Oggi è il 29 febbraio 2020
Buongiorno a tutti e benvenuti sul canale Telegram Psicologia a lavoro, io sono sempre Valentina Patacca e oggi voglio proporvi un modo di vedere questo giorno speciale, il 29 febbraio, questo giorno extra serve a riallineare il nostro calendario “umano” con quello astronomico, ma i fondatori di due organizzazioni non governative, Roshan Paul e Britt Yamamoto, nel 2016 hanno dato vita ad un’iniziativa, denominata #24more, quindi 24ore in più, che l’anno bisestile ci regala, per far diventare questa un’occasione speciale per interrogarci sull’equilibrio tra vita e carriera, e raggiungere un maggior grado di consapevolezza. Quindi utilizzare queste 24 ore per riflettere al fine di riallineare ciò che siamo con ciò che facciamo. Attraverso un’analisi di noi stessi provando a domandarci: sono felice del lavoro che faccio? Perché lo faccio? Rispetta i miei valori? Quanto mi sono distaccato dai sogni che avevo?
Molti di noi per ragioni diverse svolgono il proprio lavoro con il pilota automatico inserito, dove la velocità e la direzione sono stabilite dalle abitudini e non dalla nostra volontà. Se vuoi scoprire il peso che ha per te il tuo lavoro oggi prova a chiederti se corrisponde al vero significato che tu hai dato alla tua idea di lavoro, se corrisponde a ciò che per te significa lavorare. In letteratura il lavoro ha diverse sfaccettature, gli esperti in particolare, attribuiscono al lavoro 3 significati:
il lavoro come impiego: quindi vado a lavorare per prendere lo stipendio, senza farmi coinvolgere, lo psicologo sociale Roy Baumeister descrive questo modo di pensare il lavoro come un’attività strumentale. Quindi uso il lavoro per raggiungere altri scopi come comprare una casa, pagare l’affitto o le bollette, viaggiare.
il lavoro come carriera: quindi vado a lavorare perché sono motivato dal mio desiderio di successo e di avere prestigio sociale. Secondo Baumeister questo approccio non è contraddistinto da un attaccamento appassionato al lavoro in sé, perché per il carrierista il lavoro è un mezzo per creare, definire, esprimere, provare e glorificare se stesso.
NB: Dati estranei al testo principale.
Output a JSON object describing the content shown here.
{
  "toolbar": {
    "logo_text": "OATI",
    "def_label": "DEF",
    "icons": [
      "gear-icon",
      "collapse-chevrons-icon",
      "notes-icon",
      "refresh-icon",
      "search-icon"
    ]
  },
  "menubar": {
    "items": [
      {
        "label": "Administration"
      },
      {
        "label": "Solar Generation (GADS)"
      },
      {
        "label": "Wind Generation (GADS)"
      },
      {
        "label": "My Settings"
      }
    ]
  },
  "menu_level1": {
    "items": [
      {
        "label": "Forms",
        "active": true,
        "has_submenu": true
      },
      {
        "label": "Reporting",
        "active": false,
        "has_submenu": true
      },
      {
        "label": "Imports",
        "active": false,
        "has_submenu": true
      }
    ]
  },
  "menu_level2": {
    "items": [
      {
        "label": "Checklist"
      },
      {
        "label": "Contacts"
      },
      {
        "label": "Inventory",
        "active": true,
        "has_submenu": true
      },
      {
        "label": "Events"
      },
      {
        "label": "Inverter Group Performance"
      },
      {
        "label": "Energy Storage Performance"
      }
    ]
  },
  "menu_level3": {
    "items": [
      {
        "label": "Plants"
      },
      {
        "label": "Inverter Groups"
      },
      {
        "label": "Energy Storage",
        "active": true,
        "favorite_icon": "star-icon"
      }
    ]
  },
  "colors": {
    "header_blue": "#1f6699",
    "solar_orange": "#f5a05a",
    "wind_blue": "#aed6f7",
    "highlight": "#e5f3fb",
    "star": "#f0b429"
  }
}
il lavoro come vocazione: è determinato da una vocazione, quindi dall’idea che si possa essere diciamo “chiamati” a svolgere un determinato lavoro: questa chiamata può arrivare dall’esterno, come ad esempio Dio o la collettività, o dall’interno per una dote naturale che richiede di essere espressa. Secondo Baumeister, “è qualcosa che si fa per senso di obbligo, dovere o destino personale.”
Infine l’economista Tim Clark ha aggiunto un quarto significato, il lavoro come realizzazione: è la tipologia di lavoro che decido di fare perchè è legato ai miei interessi e alle mie passioni. Creo il mio progetto professionale in linea con i miei valori e lo porto avanti secondo le mie convinzioni, a volte anche a scapito della gratificazione economica. Il lavoro assume importanza perché è il luogo dove esprimo me stesso, senza esserne succube ed è vissuto come un’aspetto della vita che non oscura tutti gli altri, come ad esempio la vita personale e sociale.
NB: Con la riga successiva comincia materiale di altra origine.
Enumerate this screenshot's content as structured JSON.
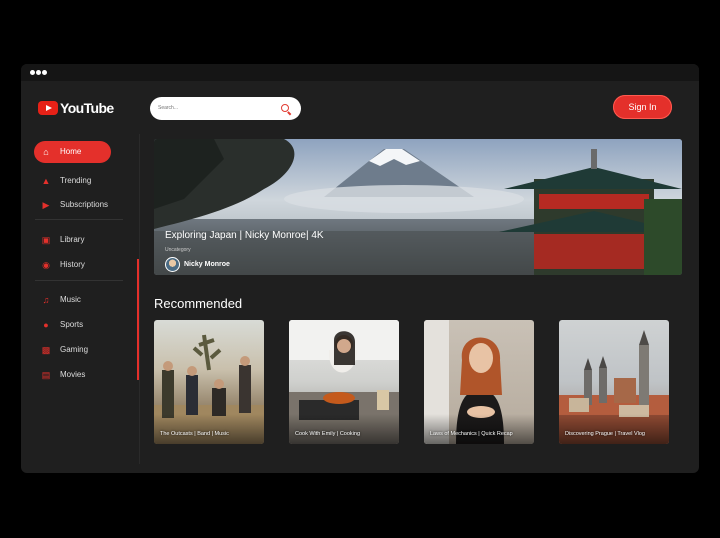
{
  "app": {
    "logo_text": "YouTube"
  },
  "search": {
    "placeholder": "Search..."
  },
  "header": {
    "sign_in": "Sign In"
  },
  "sidebar": {
    "items": [
      {
        "label": "Home",
        "icon": "home-icon",
        "active": true
      },
      {
        "label": "Trending",
        "icon": "fire-icon"
      },
      {
        "label": "Subscriptions",
        "icon": "subscriptions-icon"
      },
      {
        "label": "Library",
        "icon": "library-icon"
      },
      {
        "label": "History",
        "icon": "history-icon"
      },
      {
        "label": "Music",
        "icon": "music-icon"
      },
      {
        "label": "Sports",
        "icon": "sports-icon"
      },
      {
        "label": "Gaming",
        "icon": "gaming-icon"
      },
      {
        "label": "Movies",
        "icon": "movies-icon"
      }
    ]
  },
  "hero": {
    "title": "Exploring Japan | Nicky Monroe| 4K",
    "category": "Uncategory",
    "author": "Nicky Monroe"
  },
  "recommended": {
    "heading": "Recommended",
    "cards": [
      {
        "caption": "The Outcasts | Band | Music"
      },
      {
        "caption": "Cook With Emily | Cooking"
      },
      {
        "caption": "Laws of Mechanics | Quick Recap"
      },
      {
        "caption": "Discovering Prague | Travel Vlog"
      }
    ]
  },
  "colors": {
    "accent": "#e4302b",
    "background": "#1f1f1f"
  }
}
Ovviamente tutte queste categorie possono sovrapporsi e, come abbiamo sottolineato tante volte, possiamo cambiare durante la nostra vita quando, facendo il punto della situazione, ci accorgiamo che c’è uno squilibrio. Non c’è un significato del lavoro che è più giusto di un altro, se non in relazione alla nostra vita.
L’invito allora è a cogliere queste 24 ore in più per dedicarci del tempo e cercare di analizzare la nostra situazione per capire se il nostro equilibrio tra vita e carriera è sano, solido o ha bisogno di essere rivalutato e riallineato proprio come il calendario.
Se vuoi condividere sui social la tua storia ricordati di utilizzare l’#24more.